Гайдар улегся на бок, засунул стынущие ладони в сомкнутые рукава шинели и начал припоминать и обдумывать очередной сюжет, который следовало занести в тетрадку, — ночной поход в Киев.

Работу над этим эпизодом Аркадий Петрович нарочно откладывал до лучшей поры, когда у него появится стол, чернильница с чернилами, какой-нибудь закут с печкой и он перестанет сидеть на ветру. Гайдар хотел написать о недавнем, перебивая свой рассказ воспоминаниями о прошлом, о девятнадцатом годе. А это требовало покоя и достаточно большого напряжения.

Но печки в землянках упорно не ставили. Уходить из этих мест командир не собирался. Выкраивать время для записок с каждым днем становилось все трудней. Гайдар не был уверен, что сумеет работать, когда наступят еще большие холода. И понял, что откладывать не стоит.

Аркадий Петрович покрутил шеей, которая начала затекать, посмотрел сквозь сито желтых листьев кустарника на дорогу. Она в ту минуту была пустынна. Взглянул, где товарищи. Все были на своих местах. И приступил к делу.

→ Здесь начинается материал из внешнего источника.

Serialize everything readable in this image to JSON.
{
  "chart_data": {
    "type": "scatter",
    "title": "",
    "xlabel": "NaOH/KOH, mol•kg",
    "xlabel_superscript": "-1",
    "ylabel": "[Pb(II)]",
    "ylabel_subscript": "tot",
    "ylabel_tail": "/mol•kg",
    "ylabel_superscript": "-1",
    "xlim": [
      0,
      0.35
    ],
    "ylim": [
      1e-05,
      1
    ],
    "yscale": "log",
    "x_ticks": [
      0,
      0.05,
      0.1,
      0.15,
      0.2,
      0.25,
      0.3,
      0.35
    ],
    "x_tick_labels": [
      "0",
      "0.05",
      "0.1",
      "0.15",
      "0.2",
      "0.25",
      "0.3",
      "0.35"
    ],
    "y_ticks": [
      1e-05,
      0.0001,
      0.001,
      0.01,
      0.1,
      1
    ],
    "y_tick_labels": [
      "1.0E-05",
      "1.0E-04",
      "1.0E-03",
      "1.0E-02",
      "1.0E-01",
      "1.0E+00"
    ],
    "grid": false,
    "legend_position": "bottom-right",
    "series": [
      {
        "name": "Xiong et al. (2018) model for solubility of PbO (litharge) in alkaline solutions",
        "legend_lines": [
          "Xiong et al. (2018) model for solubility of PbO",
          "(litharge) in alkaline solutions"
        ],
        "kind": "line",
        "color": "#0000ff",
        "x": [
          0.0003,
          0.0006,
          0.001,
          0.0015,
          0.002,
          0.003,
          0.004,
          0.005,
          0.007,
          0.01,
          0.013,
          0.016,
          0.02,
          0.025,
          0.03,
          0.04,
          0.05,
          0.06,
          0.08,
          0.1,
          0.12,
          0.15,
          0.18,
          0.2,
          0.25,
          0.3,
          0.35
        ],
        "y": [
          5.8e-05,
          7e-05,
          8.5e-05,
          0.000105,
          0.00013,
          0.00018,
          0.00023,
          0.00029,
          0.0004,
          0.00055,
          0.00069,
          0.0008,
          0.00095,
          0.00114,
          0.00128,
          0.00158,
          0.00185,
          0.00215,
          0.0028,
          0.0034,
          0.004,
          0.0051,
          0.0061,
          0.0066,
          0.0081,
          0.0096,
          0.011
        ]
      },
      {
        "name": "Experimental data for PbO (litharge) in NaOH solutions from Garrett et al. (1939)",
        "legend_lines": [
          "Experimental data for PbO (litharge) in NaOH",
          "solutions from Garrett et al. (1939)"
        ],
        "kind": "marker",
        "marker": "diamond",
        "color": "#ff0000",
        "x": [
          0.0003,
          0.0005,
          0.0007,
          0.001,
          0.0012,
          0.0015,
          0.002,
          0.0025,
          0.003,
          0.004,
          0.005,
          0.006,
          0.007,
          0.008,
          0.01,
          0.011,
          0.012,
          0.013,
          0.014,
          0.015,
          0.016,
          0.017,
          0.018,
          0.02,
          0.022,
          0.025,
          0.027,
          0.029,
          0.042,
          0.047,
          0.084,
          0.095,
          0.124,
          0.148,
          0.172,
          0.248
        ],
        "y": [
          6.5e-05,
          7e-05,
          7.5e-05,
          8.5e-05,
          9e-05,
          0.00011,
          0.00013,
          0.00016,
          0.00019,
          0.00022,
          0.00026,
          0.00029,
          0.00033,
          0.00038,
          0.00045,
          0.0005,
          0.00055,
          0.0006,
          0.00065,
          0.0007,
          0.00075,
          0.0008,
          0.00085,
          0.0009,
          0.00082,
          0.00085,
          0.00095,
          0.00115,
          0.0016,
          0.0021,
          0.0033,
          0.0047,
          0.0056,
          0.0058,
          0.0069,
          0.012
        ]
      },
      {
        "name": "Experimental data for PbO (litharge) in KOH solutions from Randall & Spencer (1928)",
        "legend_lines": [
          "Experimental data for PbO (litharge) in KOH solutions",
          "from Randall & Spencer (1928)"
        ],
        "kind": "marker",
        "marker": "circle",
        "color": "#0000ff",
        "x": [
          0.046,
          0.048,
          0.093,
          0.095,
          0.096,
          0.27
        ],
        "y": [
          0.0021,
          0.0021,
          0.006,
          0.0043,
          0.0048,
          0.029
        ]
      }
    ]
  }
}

Война приучила его каждый день находить новые приемы работы. В прежние годы, чтобы написать рассказ или повесть, Аркадий Петрович перво-наперво выбирал место, где он поселится. Выбор был не слишком велик: дома творчества под Москвой или в Ялте, половина избы в Солотче или номер «люкс» в клинской гостинице.

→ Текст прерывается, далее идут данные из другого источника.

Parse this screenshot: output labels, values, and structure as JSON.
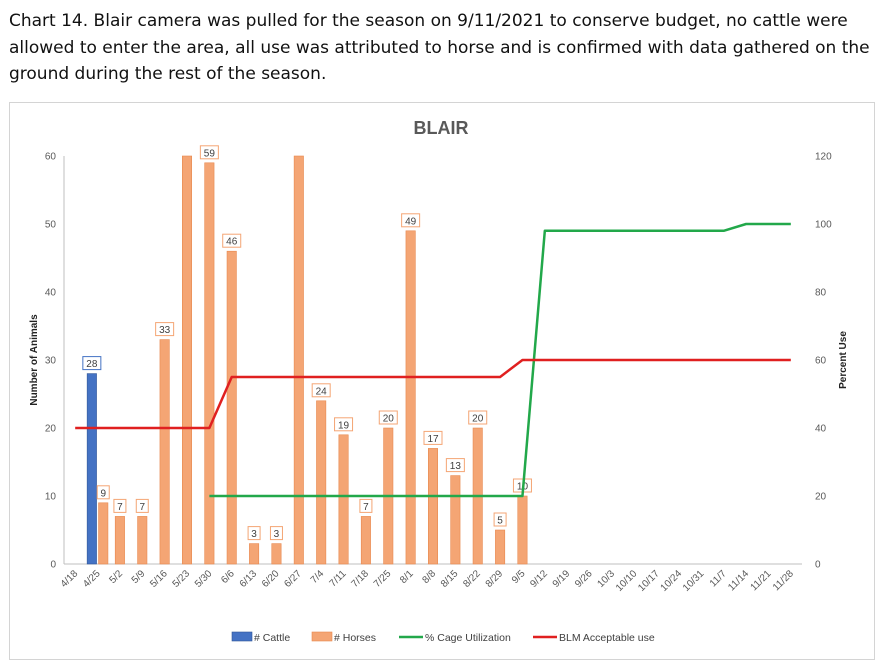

В Солотче, куда он приезжал с Паустовским и Фраерманом, в первый же вечер заключалась «конвенция», где кто сидит и по каким дорожкам во время работы ходит.

Паустовский писал в бывшей баньке, иногда прямо на машинке. А Гайдар с Фраерманом сочиняли большей частью на ходу, в ритм своим шагам, довольно громко при этом бормоча и проверяя на слух каждую фразу. Для бормотания без помех требовались ровные, непересекающиеся тропки, достаточно знакомые, чтобы не глядеть под ноги, и достаточно пустынные, чтобы никто не попадался навстречу. Иначе можно было сбиться с ритма, потерять очень важную мысль. Или слово.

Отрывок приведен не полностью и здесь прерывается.